A new field of social research
Clearly, to understand platforms, there is a need for a new field of social research. The first element of this field of social research is the feedback loop as a central organising principle of progress. The second element of this field of research is the delay (or “waiting”). Delay bounds the feedback loop and thus the analysis in time. This opens the door for investigating beliefs, desires and microideologies in the context of time.
Platforms are quickly becoming the most important context for human interaction. Unlike markets, in which individuals come together to interact, they allow different groups or groups in different roles to interact and collaborate. Thus, they are more than just a new set of business models. Nevertheless, looking at platforms from the perspective of the business models is useful, in part because they focus on value creation instead of value capture, and in part because business models offer a useful theoretical framework in modelling, understanding and conceptualising platforms and choices that are made on platforms.
Most platform decisions are made by changing the governing rules and policies by which the groups interact. This includes pricing decisions, where oftentimes the demand curves are surprising and support extensive scale.
From changing constants to changing the goal of the platform, there are several different ways to change the way a platform operates.
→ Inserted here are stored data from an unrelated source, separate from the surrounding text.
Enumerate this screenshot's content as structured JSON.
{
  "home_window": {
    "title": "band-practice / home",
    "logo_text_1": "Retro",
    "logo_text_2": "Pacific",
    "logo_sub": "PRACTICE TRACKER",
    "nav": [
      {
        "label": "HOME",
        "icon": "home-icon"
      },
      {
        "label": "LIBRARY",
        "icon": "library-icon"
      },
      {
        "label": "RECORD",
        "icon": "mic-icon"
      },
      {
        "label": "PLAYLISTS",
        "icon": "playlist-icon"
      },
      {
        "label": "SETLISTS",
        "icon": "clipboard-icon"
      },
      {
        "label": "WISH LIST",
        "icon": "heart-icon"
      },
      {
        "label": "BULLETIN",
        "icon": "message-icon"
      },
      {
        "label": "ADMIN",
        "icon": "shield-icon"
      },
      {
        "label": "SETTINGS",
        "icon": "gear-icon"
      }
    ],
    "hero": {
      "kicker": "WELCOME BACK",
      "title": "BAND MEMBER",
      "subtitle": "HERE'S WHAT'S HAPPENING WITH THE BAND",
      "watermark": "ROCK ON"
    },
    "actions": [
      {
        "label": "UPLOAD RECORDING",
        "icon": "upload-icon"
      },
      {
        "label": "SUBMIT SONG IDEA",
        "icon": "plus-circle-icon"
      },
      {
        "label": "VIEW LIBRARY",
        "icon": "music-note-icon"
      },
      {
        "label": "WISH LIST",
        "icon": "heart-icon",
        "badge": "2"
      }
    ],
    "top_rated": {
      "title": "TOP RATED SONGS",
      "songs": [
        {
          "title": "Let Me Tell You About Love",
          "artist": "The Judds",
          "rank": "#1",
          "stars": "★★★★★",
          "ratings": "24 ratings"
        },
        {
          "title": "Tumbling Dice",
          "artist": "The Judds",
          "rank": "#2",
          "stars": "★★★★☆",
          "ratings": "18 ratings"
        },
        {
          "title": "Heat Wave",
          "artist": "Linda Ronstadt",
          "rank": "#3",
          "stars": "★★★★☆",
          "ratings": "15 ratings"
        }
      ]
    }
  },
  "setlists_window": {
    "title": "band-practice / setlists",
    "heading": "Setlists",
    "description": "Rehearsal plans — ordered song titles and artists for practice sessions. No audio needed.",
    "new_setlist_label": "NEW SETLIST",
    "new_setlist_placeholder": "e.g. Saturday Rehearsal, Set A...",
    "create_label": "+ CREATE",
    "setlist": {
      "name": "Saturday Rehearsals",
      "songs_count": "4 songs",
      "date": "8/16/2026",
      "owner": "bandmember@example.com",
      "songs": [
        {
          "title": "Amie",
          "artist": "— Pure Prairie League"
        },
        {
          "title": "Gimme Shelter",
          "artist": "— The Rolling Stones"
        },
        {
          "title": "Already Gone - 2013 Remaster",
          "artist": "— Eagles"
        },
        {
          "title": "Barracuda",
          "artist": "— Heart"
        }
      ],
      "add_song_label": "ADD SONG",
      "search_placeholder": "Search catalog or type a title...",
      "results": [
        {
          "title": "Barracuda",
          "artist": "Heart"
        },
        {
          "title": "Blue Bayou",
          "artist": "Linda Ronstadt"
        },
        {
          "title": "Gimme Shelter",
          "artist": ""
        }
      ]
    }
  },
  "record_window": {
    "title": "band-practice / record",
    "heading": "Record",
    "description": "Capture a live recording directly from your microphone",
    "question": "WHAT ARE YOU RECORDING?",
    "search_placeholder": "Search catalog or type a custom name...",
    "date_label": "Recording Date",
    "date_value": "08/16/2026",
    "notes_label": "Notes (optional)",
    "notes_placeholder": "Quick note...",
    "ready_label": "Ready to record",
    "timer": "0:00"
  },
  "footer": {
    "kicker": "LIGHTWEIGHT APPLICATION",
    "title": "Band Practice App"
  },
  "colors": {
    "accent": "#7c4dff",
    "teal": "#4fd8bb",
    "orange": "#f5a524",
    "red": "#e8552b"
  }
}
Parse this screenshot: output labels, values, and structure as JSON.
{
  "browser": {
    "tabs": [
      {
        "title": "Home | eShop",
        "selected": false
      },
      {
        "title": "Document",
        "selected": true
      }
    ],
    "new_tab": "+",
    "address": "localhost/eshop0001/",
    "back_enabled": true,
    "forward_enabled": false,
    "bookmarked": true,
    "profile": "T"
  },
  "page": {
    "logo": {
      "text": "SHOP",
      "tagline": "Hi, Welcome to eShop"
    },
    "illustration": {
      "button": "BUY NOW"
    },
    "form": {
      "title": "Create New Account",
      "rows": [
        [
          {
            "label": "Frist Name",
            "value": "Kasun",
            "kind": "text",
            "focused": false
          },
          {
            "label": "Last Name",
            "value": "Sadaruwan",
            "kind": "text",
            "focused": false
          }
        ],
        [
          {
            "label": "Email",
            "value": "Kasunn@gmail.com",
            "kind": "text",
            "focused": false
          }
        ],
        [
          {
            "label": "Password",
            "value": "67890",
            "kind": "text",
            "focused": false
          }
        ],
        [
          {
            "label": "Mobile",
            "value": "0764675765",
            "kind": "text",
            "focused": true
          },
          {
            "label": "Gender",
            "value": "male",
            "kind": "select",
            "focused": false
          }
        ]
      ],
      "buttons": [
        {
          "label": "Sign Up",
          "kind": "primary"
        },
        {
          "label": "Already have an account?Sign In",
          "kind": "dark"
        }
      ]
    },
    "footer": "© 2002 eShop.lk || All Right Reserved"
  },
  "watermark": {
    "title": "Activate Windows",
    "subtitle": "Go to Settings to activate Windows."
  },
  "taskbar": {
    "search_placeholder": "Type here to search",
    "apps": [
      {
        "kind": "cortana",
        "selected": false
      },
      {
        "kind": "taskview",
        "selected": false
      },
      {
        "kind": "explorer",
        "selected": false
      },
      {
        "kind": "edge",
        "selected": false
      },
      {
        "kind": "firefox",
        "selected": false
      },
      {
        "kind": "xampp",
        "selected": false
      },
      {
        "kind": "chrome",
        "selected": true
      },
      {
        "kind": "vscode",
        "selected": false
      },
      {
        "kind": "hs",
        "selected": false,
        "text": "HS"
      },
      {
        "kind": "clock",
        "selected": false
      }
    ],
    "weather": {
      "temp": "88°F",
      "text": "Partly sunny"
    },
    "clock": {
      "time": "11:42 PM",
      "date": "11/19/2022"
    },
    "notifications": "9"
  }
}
These tools are important, because platforms, constructed from the self-reinforcing loops which all contain a desired future, are microideologies that can have conflicting and undesirable consequences.
A new field for social research is needed to better grasp the perceived time and delays, which have a grave impact on the behavior of the system, the exponential growth in reinforcing loops, the perceived fragmentation and randomness in behaviors on platforms, and in relationship between markets and platform companies. The two main elements of this new social science ought to be the feedback loop and the delay. Within this new social science there needs to be a new conceptualization of progress which is natural to platforms: progress as ortogonal movement away from the unhealthy correlations of the industrial era.